About a month and a half ago you took your first steps. Since then you haven’t done much walking, if any at all. I thought that once you discovered the freedom of walking that you would take off flying. But you are instinctively tentative, and because you are old enough now to understand that you fall much farther when you walk you are far more reluctant to try it than someone much younger who doesn’t yet understand cause and effect. It’s like learning to talk after finding out that every word you say can hurt you. In the last few days, however, you’ve shown so much more interest in doing it yourself, and your father and I have screamed ourselves hoarse trying to encourage you. The other night you were walking back and forth between us when the dog came upstairs to see what all the unnecessary screaming was about, couldn’t we be quiet because he was downstairs in the dark putting on black mascara and dying his fur with Koolaid. When he saw you coming at him upright with your E.T. waddle he whipped his head around to give me a look that said, “You’re shitting me. When did this happen? And why are you letting her do that?”
Two nights ago you came down with your first fever, at least the first one that wasn’t caused by complex diseases we had shot into your legs with four inch needles. You aren’t normally a cuddly kid. In fact, trying to hug you is like trying to spoon a cactus, but the moment that fever hit you you clung to my neck with the weight of an anchor. For several hours we sat together, your body draped across my chest, the heat of your fever pasting your hair to my neck. I used to hold you that way for days at a time when you were only weeks old. It was the only way you would sleep, and you made these awful noises that kept me awake all night, grunts and snorts and coughs that sounded like you’d been smoking for 50 years.
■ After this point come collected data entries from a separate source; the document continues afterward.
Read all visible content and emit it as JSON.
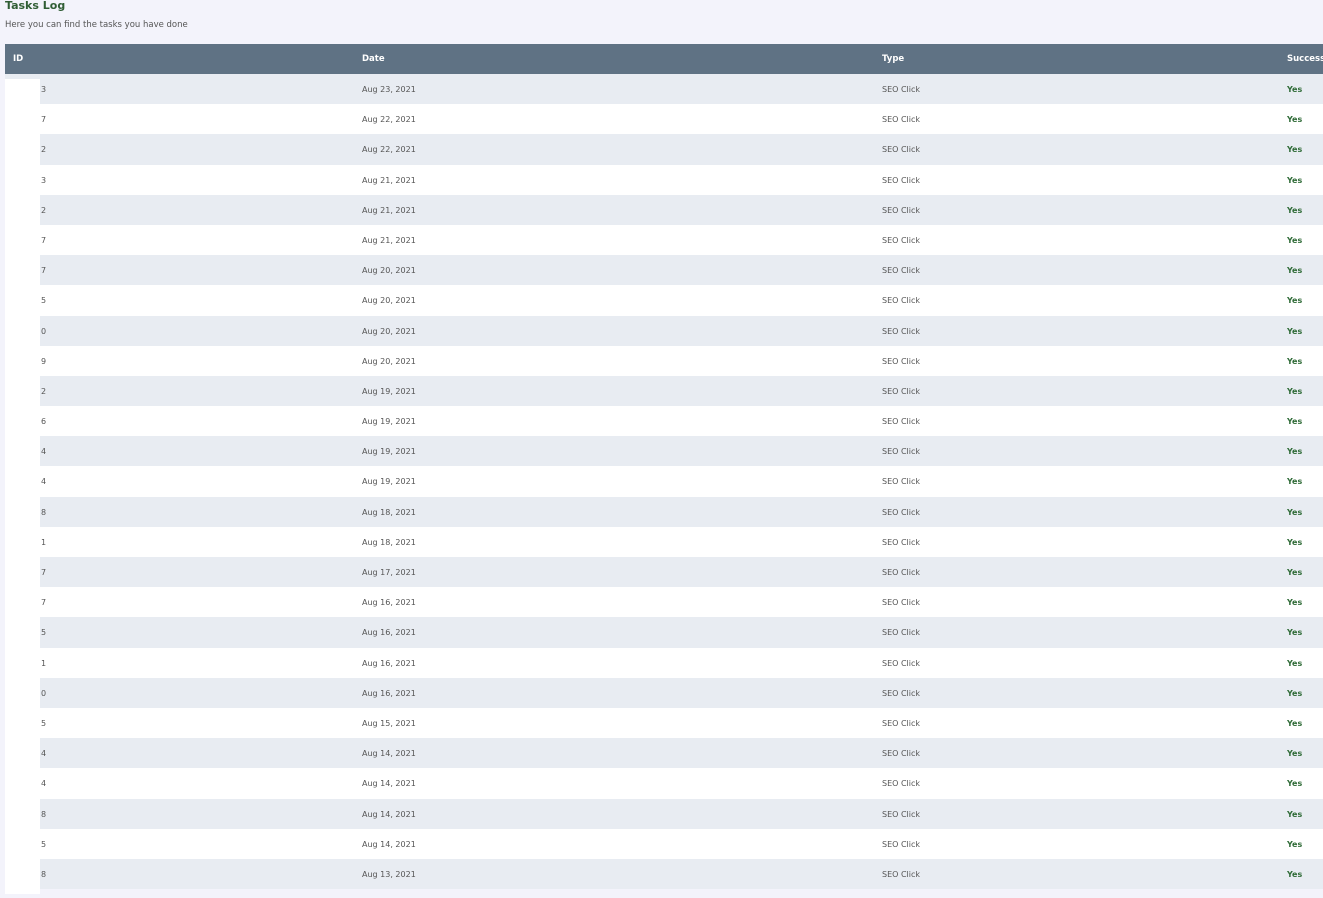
{
  "header": {
    "title": "Tasks Log",
    "subtitle": "Here you can find the tasks you have done"
  },
  "table": {
    "columns": [
      "ID",
      "Date",
      "Type",
      "Success"
    ],
    "rows": [
      {
        "id": "3",
        "date": "Aug 23, 2021",
        "type": "SEO Click",
        "success": "Yes"
      },
      {
        "id": "7",
        "date": "Aug 22, 2021",
        "type": "SEO Click",
        "success": "Yes"
      },
      {
        "id": "2",
        "date": "Aug 22, 2021",
        "type": "SEO Click",
        "success": "Yes"
      },
      {
        "id": "3",
        "date": "Aug 21, 2021",
        "type": "SEO Click",
        "success": "Yes"
      },
      {
        "id": "2",
        "date": "Aug 21, 2021",
        "type": "SEO Click",
        "success": "Yes"
      },
      {
        "id": "7",
        "date": "Aug 21, 2021",
        "type": "SEO Click",
        "success": "Yes"
      },
      {
        "id": "7",
        "date": "Aug 20, 2021",
        "type": "SEO Click",
        "success": "Yes"
      },
      {
        "id": "5",
        "date": "Aug 20, 2021",
        "type": "SEO Click",
        "success": "Yes"
      },
      {
        "id": "0",
        "date": "Aug 20, 2021",
        "type": "SEO Click",
        "success": "Yes"
      },
      {
        "id": "9",
        "date": "Aug 20, 2021",
        "type": "SEO Click",
        "success": "Yes"
      },
      {
        "id": "2",
        "date": "Aug 19, 2021",
        "type": "SEO Click",
        "success": "Yes"
      },
      {
        "id": "6",
        "date": "Aug 19, 2021",
        "type": "SEO Click",
        "success": "Yes"
      },
      {
        "id": "4",
        "date": "Aug 19, 2021",
        "type": "SEO Click",
        "success": "Yes"
      },
      {
        "id": "4",
        "date": "Aug 19, 2021",
        "type": "SEO Click",
        "success": "Yes"
      },
      {
        "id": "8",
        "date": "Aug 18, 2021",
        "type": "SEO Click",
        "success": "Yes"
      },
      {
        "id": "1",
        "date": "Aug 18, 2021",
        "type": "SEO Click",
        "success": "Yes"
      },
      {
        "id": "7",
        "date": "Aug 17, 2021",
        "type": "SEO Click",
        "success": "Yes"
      },
      {
        "id": "7",
        "date": "Aug 16, 2021",
        "type": "SEO Click",
        "success": "Yes"
      },
      {
        "id": "5",
        "date": "Aug 16, 2021",
        "type": "SEO Click",
        "success": "Yes"
      },
      {
        "id": "1",
        "date": "Aug 16, 2021",
        "type": "SEO Click",
        "success": "Yes"
      },
      {
        "id": "0",
        "date": "Aug 16, 2021",
        "type": "SEO Click",
        "success": "Yes"
      },
      {
        "id": "5",
        "date": "Aug 15, 2021",
        "type": "SEO Click",
        "success": "Yes"
      },
      {
        "id": "4",
        "date": "Aug 14, 2021",
        "type": "SEO Click",
        "success": "Yes"
      },
      {
        "id": "4",
        "date": "Aug 14, 2021",
        "type": "SEO Click",
        "success": "Yes"
      },
      {
        "id": "8",
        "date": "Aug 14, 2021",
        "type": "SEO Click",
        "success": "Yes"
      },
      {
        "id": "5",
        "date": "Aug 14, 2021",
        "type": "SEO Click",
        "success": "Yes"
      },
      {
        "id": "8",
        "date": "Aug 13, 2021",
        "type": "SEO Click",
        "success": "Yes"
      }
    ]
  },
  "colors": {
    "title": "#2f5d34",
    "header_bg": "#5f7284",
    "row_alt": "#e8ecf2",
    "success": "#2f6b37",
    "page_bg": "#f3f3fb"
  }
}
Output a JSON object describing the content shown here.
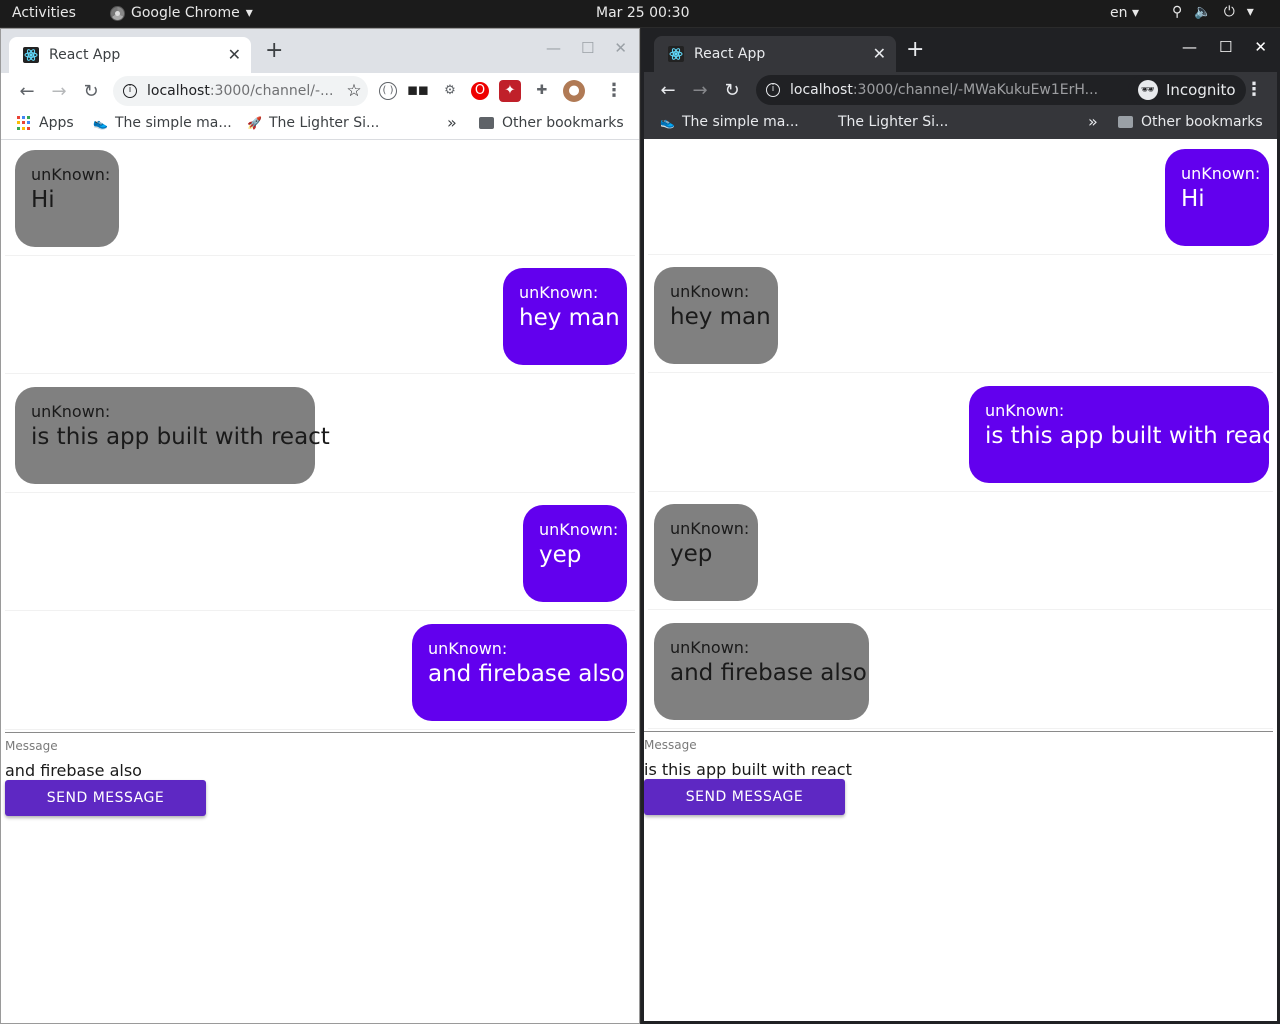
{
  "topbar": {
    "activities": "Activities",
    "app_name": "Google Chrome",
    "clock": "Mar 25  00:30",
    "lang": "en"
  },
  "left_window": {
    "tab_title": "React App",
    "url_host": "localhost",
    "url_rest": ":3000/channel/-...",
    "bookmarks": [
      "Apps",
      "The simple ma...",
      "The Lighter Si...",
      "Other bookmarks"
    ],
    "messages": [
      {
        "sender": "unKnown:",
        "text": "Hi",
        "side": "left",
        "color": "#808080"
      },
      {
        "sender": "unKnown:",
        "text": "hey man",
        "side": "right",
        "color": "#6200ee"
      },
      {
        "sender": "unKnown:",
        "text": "is this app built with react",
        "side": "left",
        "color": "#808080"
      },
      {
        "sender": "unKnown:",
        "text": "yep",
        "side": "right",
        "color": "#6200ee"
      },
      {
        "sender": "unKnown:",
        "text": "and firebase also",
        "side": "right",
        "color": "#6200ee"
      }
    ],
    "composer": {
      "label": "Message",
      "value": "and firebase also",
      "button": "SEND MESSAGE"
    }
  },
  "right_window": {
    "tab_title": "React App",
    "url_host": "localhost",
    "url_rest": ":3000/channel/-MWaKukuEw1ErH...",
    "incognito_label": "Incognito",
    "bookmarks": [
      "The simple ma...",
      "The Lighter Si...",
      "Other bookmarks"
    ],
    "messages": [
      {
        "sender": "unKnown:",
        "text": "Hi",
        "side": "right",
        "color": "#6200ee"
      },
      {
        "sender": "unKnown:",
        "text": "hey man",
        "side": "left",
        "color": "#808080"
      },
      {
        "sender": "unKnown:",
        "text": "is this app built with react",
        "side": "right",
        "color": "#6200ee"
      },
      {
        "sender": "unKnown:",
        "text": "yep",
        "side": "left",
        "color": "#808080"
      },
      {
        "sender": "unKnown:",
        "text": "and firebase also",
        "side": "left",
        "color": "#808080"
      }
    ],
    "composer": {
      "label": "Message",
      "value": "is this app built with react",
      "button": "SEND MESSAGE"
    }
  }
}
The other night, though, you were entirely silent, as still as the moment they first laid you on my chest in the delivery room. Sometimes I think that my memory is going to dull and that in ten or fifteen years I won’t remember specifically what it felt like to see you for the first time, that the perfect moment of meeting each other and not knowing each other’s weaknesses will be lost as we find out that the other one isn’t perfect.
But as you clung to my neck the other night I felt it again, an innocence laid bare in both of us, and I realized that without even knowing it we continue to pull each other back to those first few minutes together, just a mother and her child. I understand now that it’s not a matter of forgetting what it felt like, it’s a matter of being reminded of it by living it over and over again.